在现代工业控制系统中,随着系统长时间运行,其组件性能不可避免地会发生退化,这最终可能导致系统故障。控制系统与单一组件系统不同,尽管内部组件的结构参数发生退化,但由于闭环反馈的特殊结构,其输出仍然能够满足参考输出,这就导致了内部退化难以检测,表现出隐藏退化的特征。现有的文献中,对于在闭环反馈控制下控制系统的剩余使用寿命(RUL)预测的研究较少,尤其是考虑到闭环反馈控制下隐藏退化过程的研究。

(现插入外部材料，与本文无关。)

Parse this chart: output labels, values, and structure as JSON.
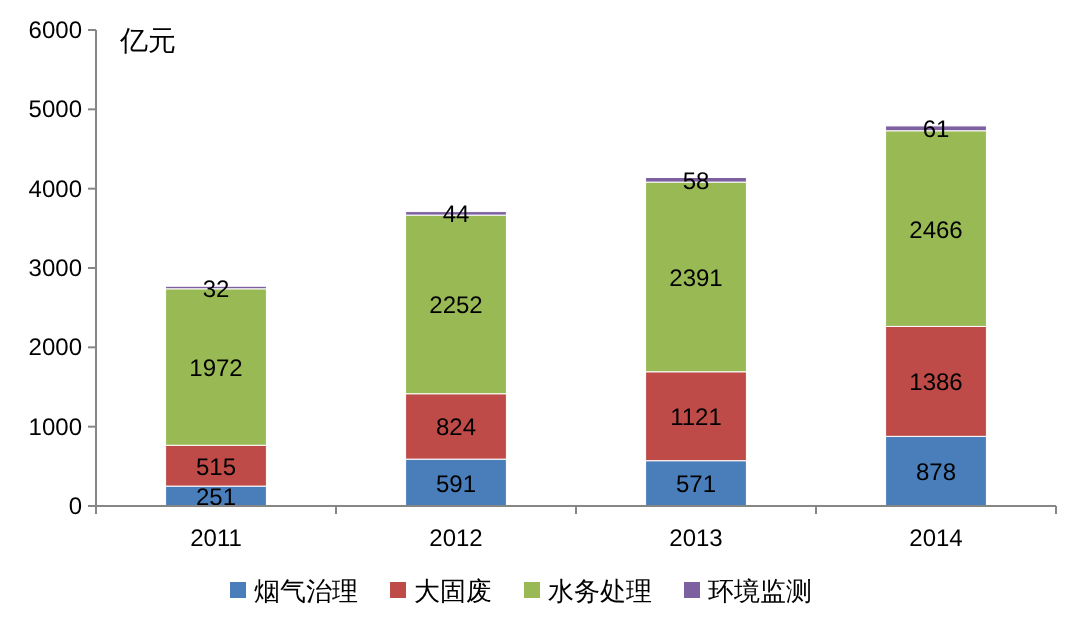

本文提出了一种基于解析模型的RUL预测方法,该方法是针对只考虑执行器退化的确定性闭环控制系统。此外,与单一组件系统相比,控制系统的可靠性受更多因素影响。本文考虑了三类因素:控制限制、退化模型和随机扰动,这些因素对系统的可靠性都有直接或间接的影响。然后,这些因素被分别抽象成系统模型中的相应参数,便于讨论它们对RUL预测结果的具体影响。
通过模拟惯性平台中的稳定回路控制系统的结果表明,相应的RUL预测方法是有效且可行的。文章介绍部分指出,由于环境和工作负载、材料老化以及其他因素,系统的性能必将退化。系统的性能退化最终将导致故障,这将对经济、环境和其他方面造成重大损失。
为了预测退化控制系统的剩余使用寿命,本文提出了一种基于解析模型的方法,其中特别考虑了执行器退化的情况。在系统建模时,需要引入三源因素,它们是控制限制、退化模型和随机扰动。控制限制涉及到控制系统的操作范围和限制条件,例如能耗限制、控制力矩限制等;退化模型描述了系统组件随时间的退化行为,比如执行器的性能下降趋势;随机扰动则是指系统在运行过程中受到的不可预测和不可控的随机影响,比如温度波动、电网电压不稳定等因素。
为了将这些三源因素抽象为模型参数,可以使用参数估计技术来量化它们在不同系统运行条件下的影响。在系统模型中,这些参数将用于反映控制限制对系统可靠性的影响,退化模型对预测未来系统行为的作用,以及随机扰动对系统性能的随机影响。
在建模过程中,粒子滤波器(Particle Filter)作为一种重要的随机过程模型工具,可用于处理系统中的非线性问题和滤除噪声,从而提高预测的准确性。粒子滤波器的工作原理是通过一组随机样本(称为粒子)表示概率分布,并利用这些粒子对系统的状态进行估计。
文章还提到了控制系统的可靠性问题,这是由于影响控制系统的因素众多且复杂。文章所涉及的控制系统的可靠性是一个系统性的概念,它涵盖了系统从设计、制造、安装到维护等多个环节,每一个环节的质量和性能都会直接影响到整个系统的可靠性。
通过文章介绍部分的描述,可以看出,预测退化控制系统的剩余使用寿命是一个复杂的过程,需要综合考虑多种影响因素,并且采用合适的建模和分析方法。本文提出的基于解析模型的RUL预测方法,结合了三源因素对控制系统可靠性的影响,并通过模拟实验验证了该方法的有效性和可行性。这为控制系统特别是闭环控制系统在工程实际中进行剩余使用寿命预测提供了新的思路和方法。